Um...No. No person has the right to order another person to be violated. Any person who would even consider doing such should not be in command in the first place.
But that's patently untrue. The very idea of a military organization hinges on the concept that person A can order person B to lose his or her limbs, eyes, half the face, and/or life, and person B has two options: to refuse (in which case he or she will be very harshly punished, typically with death, unless he or she can prove the order was illegal), or to obey.
There are other dimensions to this as well. Person A can also order person B to get captured by the enemy and be subjected to whatever cruelties the enemy is famed for. There's always the slim theoretical chance that person B can fufill his or her orders without getting maimed, killed or captured, but there is no obligation for person A to ensure the existence of such a chance, nor fault in him or her for ordering person B to his or her fate.

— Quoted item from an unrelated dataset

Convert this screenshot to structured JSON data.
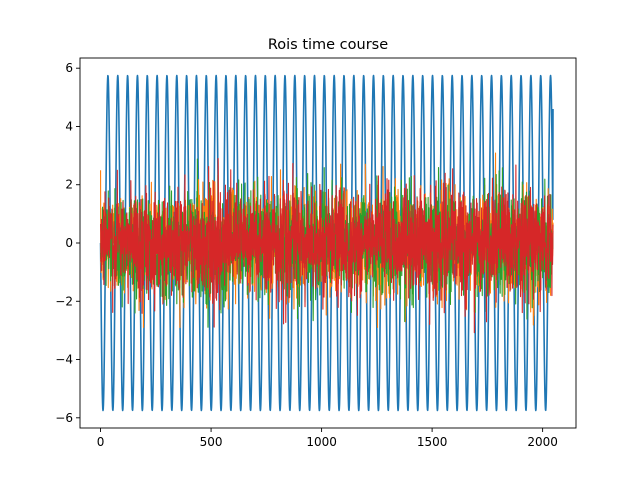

Against this background, it really sickens me to hear people say that a woman should not be "violated" on the course of her duty. Who the fuck cares if said woman is in psychological distress for a while, or gets her vagina torn, or whatnot? People are dying and being dismembered out there!
The chastity of a woman is not sacrosanct in a military organization. Sure, it's one of the nice principles the organization theoretically exists to protect - but its own members are exempt from the protection by definition. Similarly, the military is supposed to protect people from dying, but it achieves this by sending its own people to die.
It's a different matter how threats and protections work within a military organization. Troi should be safe from rape or coercion attempts from her colleagues. But there's no requirement for the colleagues to protect her from rape or coercion by outside forces if such protection would hinder the completion of a mission and endanger other people.
The specific case being discussed here is a non-starter: Troi was asked to give very little to protect a lot - a few nightmares vs. the lives of an entire starship crew and possibly of every person on Earth as well. Had Picard not exploited Troi in this occasion, he (and she) should have been subjected to the harshest of Starfleet punishments for treason.